Who’d be a henchman? Morons, mainly. At least, that’s what I thought heading into Henchman Story, but this visual novel has turned my thinking upside down.
You’d think that henchmen get a raw deal, being punched by superheroes, dropped into shark tanks and working for a boss who prizes ridiculous contraptions over practical weaponry. But Stan, Henchman Story’s protagonist, has it all figured out. He’s mastered the fine art of being just competent enough to do his job, but not standing out so much he gets noticed. What could possibly go wrong?
There’s a change in management, that’s what, which is where you come in. Henchman Story sees you struggling with the attention you’re getting from both your new co-employer and a new worker. No, it’s not a dating sim, though romance does figure into a couple of the endings. Stan is someone who’s avoided the big choices for a long time and now opportunity has come knocking.
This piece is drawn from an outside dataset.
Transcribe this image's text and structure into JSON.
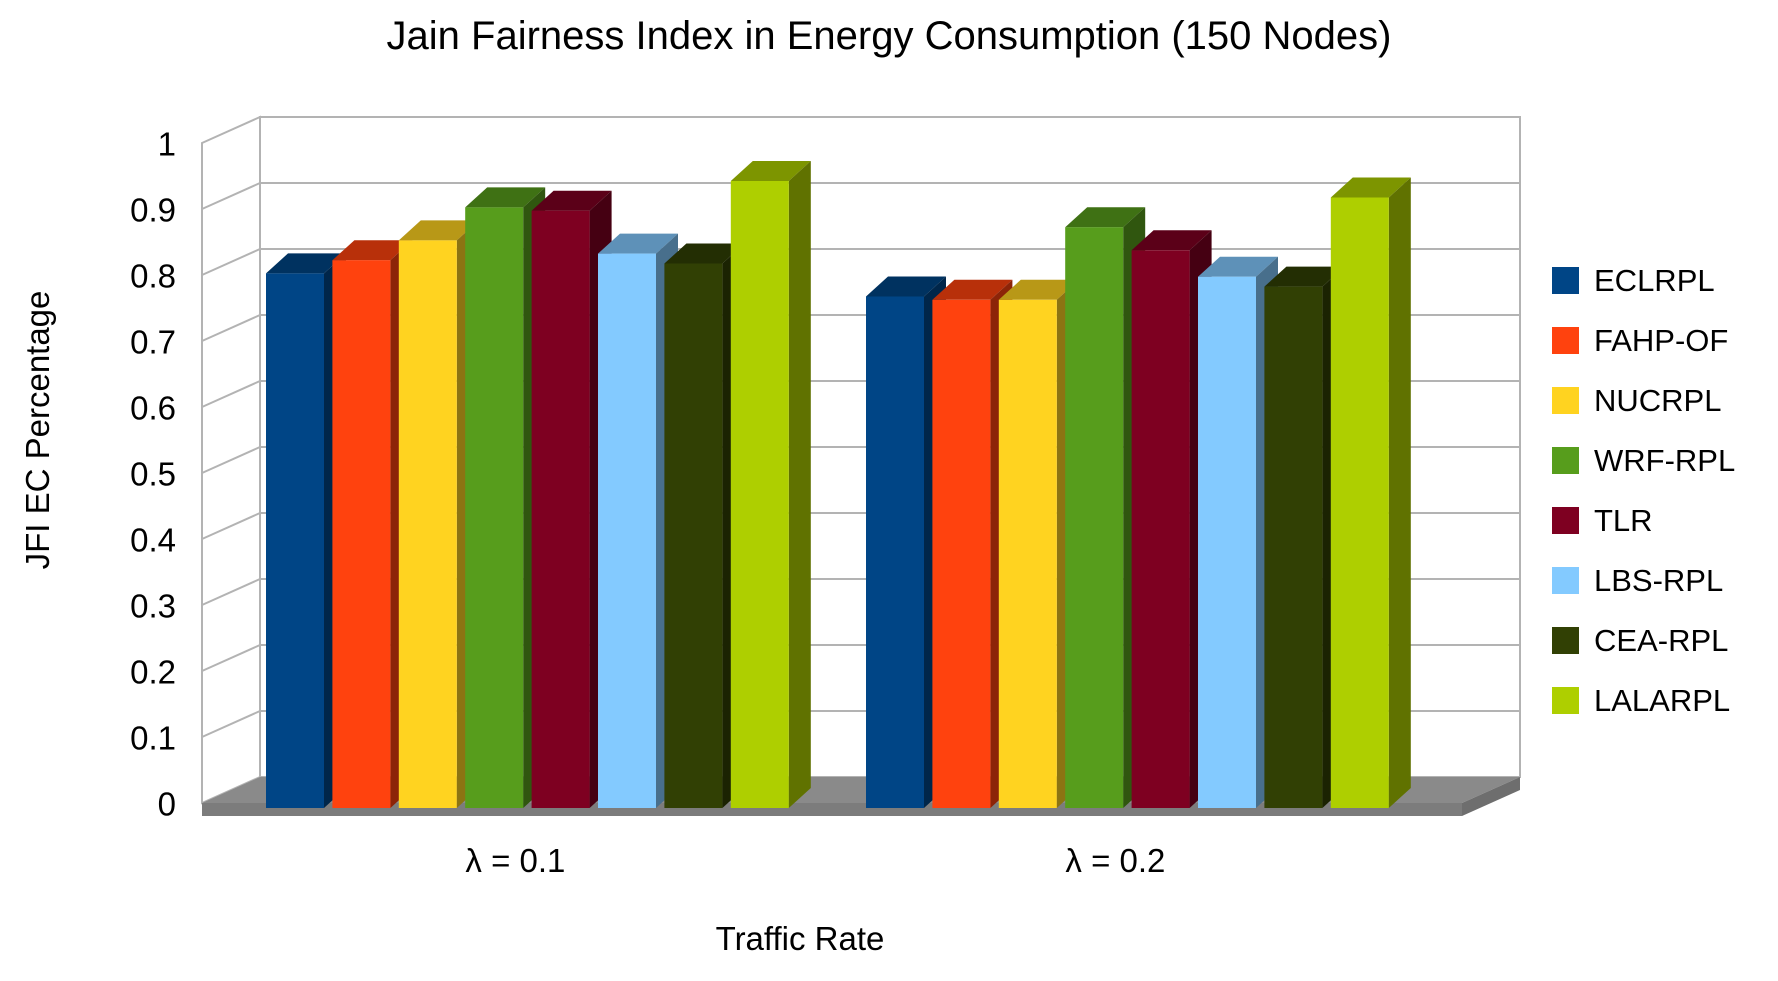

How you handle that is entirely up to you.
Surprisingly for a visual novel, every line (aside from Stan’s internal monologue) is voiced, which works really well. The actors who voice Henchman Story’s supervillains, in particular, are clearly having a whale of a time hamming it up. Yes, this tale of superheroes and suspect decisions has its tongue firmly wedged in its cheek; sound effects, for example, are used sparingly, but hearing Lord Bedlam’s stage lift squeak cracked me up every time.
In fact, if Henchman Story doesn’t have you chuckling, you might want to check you still have a pulse. There are gags aplenty but they’re rarely out of place and most of them land. That said, you can take Stan down a dark path, and the tone shifts appropriately; with around ten endings to explore, you can be assured that your choices count. You can finish Henchman Story in about an hour an and half, but it never shunts you down an unwelcome path.
The tale that Henchman Story weaves is, for the most part, excellent. You’ll spot plenty of superhero tropes but it delivers a fully-formed story, instead of just riffing on DC and Marvel characters. I could spot one twist coming a mile off, however; tweaking the game’s audio would have put paid to that but, as is, it’s too obvious. There are a few typos as well, but it’s nothing that tears you out of the game.
My biggest gripe, however, has to be that, at times, it gets a little too quippy. Given that it’s lampooning superhero comics and its like, it has more right to take that tack than other visual novels. But there were a few moments where the dialogue just felt too unnatural, too rehearsed; if you’ve ever watched Friends or Buffy the Vampire Slayer (the series) and thought “Real humans don’t speak like that…” you’ll know what I mean.
But for the most part, Henchman Story is a funny, fulfilling ride though the frequently silly, occasionally grim world of supervillains and the poor, overlooked souls who serve them.